Anvil Raises $10M for Data-First Workflows

Anvil, a startup focused on document-centric automation, has secured a $10M Series A. The company provides services like e-signatures, OCR, and PDF management with a "data-first" philosophy. The funding signals a market trend towards building workflows where data quality and structure are foundational, not an afterthought.

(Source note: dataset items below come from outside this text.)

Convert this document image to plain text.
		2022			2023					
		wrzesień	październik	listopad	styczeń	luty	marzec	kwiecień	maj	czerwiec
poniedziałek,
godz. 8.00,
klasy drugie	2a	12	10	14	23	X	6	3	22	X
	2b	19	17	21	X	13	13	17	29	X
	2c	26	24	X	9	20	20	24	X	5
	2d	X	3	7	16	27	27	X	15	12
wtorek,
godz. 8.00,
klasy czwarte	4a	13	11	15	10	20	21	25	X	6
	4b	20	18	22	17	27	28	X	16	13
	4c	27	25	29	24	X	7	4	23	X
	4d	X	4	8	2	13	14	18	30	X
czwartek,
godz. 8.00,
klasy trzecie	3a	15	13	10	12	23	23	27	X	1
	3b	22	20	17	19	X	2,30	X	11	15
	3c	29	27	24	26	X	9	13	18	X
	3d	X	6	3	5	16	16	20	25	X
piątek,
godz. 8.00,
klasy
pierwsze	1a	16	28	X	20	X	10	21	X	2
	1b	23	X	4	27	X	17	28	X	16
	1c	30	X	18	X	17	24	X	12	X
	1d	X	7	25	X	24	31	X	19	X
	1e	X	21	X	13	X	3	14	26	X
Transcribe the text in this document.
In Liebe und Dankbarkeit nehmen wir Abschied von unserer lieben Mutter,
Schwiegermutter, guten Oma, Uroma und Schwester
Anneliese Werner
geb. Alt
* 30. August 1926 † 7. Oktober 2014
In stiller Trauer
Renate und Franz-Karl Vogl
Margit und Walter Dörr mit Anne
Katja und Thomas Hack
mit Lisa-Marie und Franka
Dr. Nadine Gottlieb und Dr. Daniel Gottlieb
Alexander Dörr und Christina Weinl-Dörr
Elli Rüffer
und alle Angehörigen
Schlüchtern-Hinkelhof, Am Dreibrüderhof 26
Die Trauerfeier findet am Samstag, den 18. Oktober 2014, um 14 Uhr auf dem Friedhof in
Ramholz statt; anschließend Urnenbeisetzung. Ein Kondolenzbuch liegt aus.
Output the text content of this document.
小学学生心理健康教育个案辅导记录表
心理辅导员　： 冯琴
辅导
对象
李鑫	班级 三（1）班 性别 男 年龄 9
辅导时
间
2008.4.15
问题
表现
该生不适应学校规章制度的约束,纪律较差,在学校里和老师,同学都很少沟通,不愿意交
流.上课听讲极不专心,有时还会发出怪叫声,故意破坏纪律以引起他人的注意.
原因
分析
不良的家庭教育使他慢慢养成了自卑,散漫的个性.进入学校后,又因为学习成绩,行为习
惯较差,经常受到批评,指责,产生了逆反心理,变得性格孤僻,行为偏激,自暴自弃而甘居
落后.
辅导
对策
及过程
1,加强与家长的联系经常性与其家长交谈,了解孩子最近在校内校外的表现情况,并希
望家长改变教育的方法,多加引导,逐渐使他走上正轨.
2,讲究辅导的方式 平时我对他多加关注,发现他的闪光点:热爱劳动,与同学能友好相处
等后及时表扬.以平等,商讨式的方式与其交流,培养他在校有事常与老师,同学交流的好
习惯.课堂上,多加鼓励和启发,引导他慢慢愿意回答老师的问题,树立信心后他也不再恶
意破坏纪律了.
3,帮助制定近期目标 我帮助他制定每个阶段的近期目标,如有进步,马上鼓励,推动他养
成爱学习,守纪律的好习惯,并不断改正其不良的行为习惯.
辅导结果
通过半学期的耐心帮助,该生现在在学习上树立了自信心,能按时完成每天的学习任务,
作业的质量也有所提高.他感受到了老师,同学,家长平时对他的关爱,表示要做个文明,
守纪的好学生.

The funding round was co-led by Craft Ventures and Gradient Ventures, Google's AI-focused venture fund. Founded in 2018 by Ben Ogle and Mang Git Ng, Anvil aims to shift companies from traditional paperwork to structured "datawork," unlocking information previously stuck in PDFs. Anvil's "data-first" philosophy centers on treating documents as containers for structured data that can be accessed via APIs. This approach contrasts with traditional workflow automation that simply moves a file from point A to point B, instead focusing on the data entities themselves for better traceability and integration. For enterprise and regulated industry use, the platform includes features like SSO, detailed audit trails, and embeddable workflow builders for integration into existing applications. Insurtech companies Ascend and Vouch have used Anvil's technology to accelerate the launch of new insurance products by embedding its workflows directly into their platforms. This move toward structured data is a core tenet of the modern data stack, which is consolidating around platform ownership rather than a sprawl of individual tools. The 2026 outlook for data engineering emphasizes a stable stack as the foundation for AI-driven data products and embedded governance. The availability of structured, API-accessible data is critical for the growing use of AI copilots in data workflows. These AI assistants accelerate tasks like SQL writing, data exploration, and debugging by leveraging large language models, but depend on high-quality, reliable data to function effectively. In healthcare, data observability is crucial for ensuring the quality and security of information across complex systems like electronic medical records and connected devices. This capability helps maintain compliance with regulations like HIPAA by providing real-time monitoring of data flows to detect anomalies and potential security threats. Modern healthcare data architecture is evolving to break down data silos through unified pipelines and lakehouse models. This shift is necessary to handle the increasing volume of real-time data from sensors and automated inputs, making the data ready for AI applications and advanced analytics.